Note: This code uses an updated version of cycle-length that is amortized O(1) (it caches the length). You can see the code for that on GitHub.

One you have the sort, the actual comparison is easy:

; Compare cycles by lexical comparison
(define (lexical-cycle-equal? c1 c2 [< <] [= =])
  (equal? (cycle-take (cycle-length c1) (cycle-lexical-min c1 < =))
          (cycle-take (cycle-length c2) (cycle-lexical-min c2 < =))))
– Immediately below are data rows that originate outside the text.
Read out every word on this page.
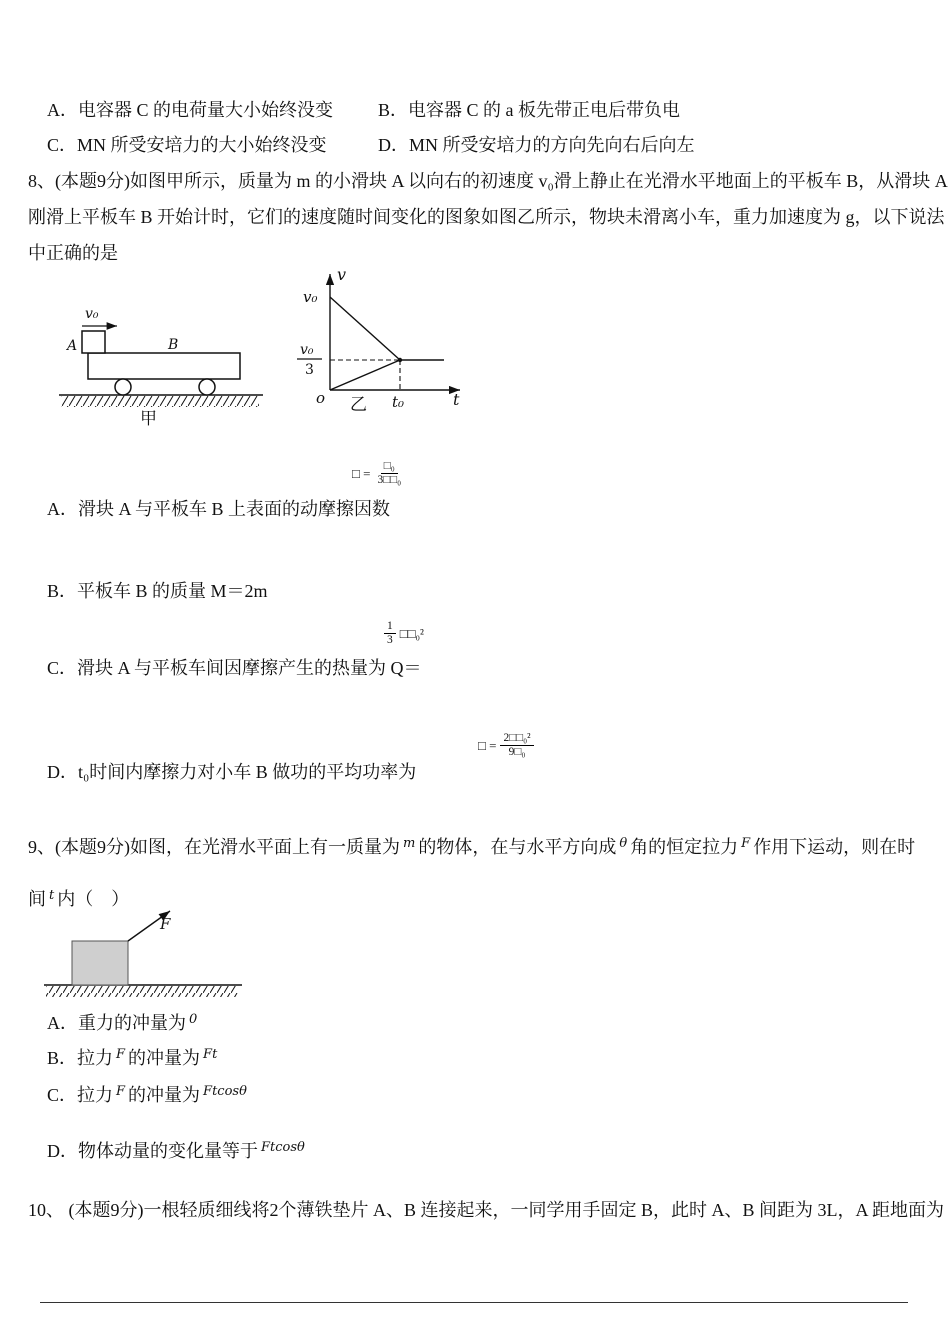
A．电容器 C 的电荷量大小始终没变 B．电容器 C 的 a 板先带正电后带负电
C．MN 所受安培力的大小始终没变	D．MN 所受安培力的方向先向右后向左
8、(本题9分)如图甲所示，质量为 m 的小滑块 A 以向右的初速度 v₀滑上静止在光滑水平地面上的平板车 B，从滑块 A
刚滑上平板车 B 开始计时，它们的速度随时间变化的图象如图乙所示，物块未滑离小车，重力加速度为 g，以下说法
中正确的是
v₀
A	B
甲
v
t
o	t₀
v₀
v₀
3
乙
□ = $\frac{\text{□₀}}{\text{3□□₀}}$
A．滑块 A 与平板车 B 上表面的动摩擦因数
B．平板车 B 的质量 M＝2m
$\frac{1}{3}$ □□₀²
C．滑块 A 与平板车间因摩擦产生的热量为 Q＝
□ = $\frac{\text{2□□₀²}}{\text{9□₀}}$
D．t₀时间内摩擦力对小车 B 做功的平均功率为
9、(本题9分)如图，在光滑水平面上有一质量为 $^m$ 的物体，在与水平方向成 $^\theta$ 角的恒定拉力 $^F$ 作用下运动，则在时
间 $^t$ 内（　）
F
A．重力的冲量为 $^0$
B．拉力 $^F$ 的冲量为 $^{Ft}$
C．拉力 $^F$ 的冲量为 $^{Ftcos\theta}$
D．物体动量的变化量等于 $^{Ftcos\theta}$
10、 (本题9分)一根轻质细线将2个薄铁垫片 A、B 连接起来，一同学用手固定 B，此时 A、B 间距为 3L，A 距地面为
I’m not completely sure about the runtime of finding the lexical minimum. In the general case (with few duplicates), it’ll be O(n) though. Then there’s another O(n + n) for the cycle-length and cycle-take, plus a final additional O(max(m, n)) for the equal?. So overall it would be O(3m + 3n + max(m, n)) which is O(m + n). The constant could be improved with a better abstraction, but not the big-O time.

And of course all of the previous tests still work:

> (lexical-cycle-equal? (list->cycle '(1 2 3 4 5)) (list->cycle '(1 2 3 4 5)) < =)
#t
> (lexical-cycle-equal? (list->cycle '(1 2 3 4 5)) (list->cycle '(3 4 5 1 2)) < =)
#t
> (lexical-cycle-equal? (list->cycle '(1 2 2 1)) (list->cycle '(2 1 1 2)) < =)
#t
> (lexical-cycle-equal? (list->cycle '(1 1)) (list->cycle '(1 1 1 1)) < =)
#f
> (lexical-cycle-equal? (list->cycle '(1 2 3 4)) (list->cycle '(1 2 3 5)) < =)
#f

  1. The previous two solutions are O(mn) because they have to compare each starting point pairwise ↩︎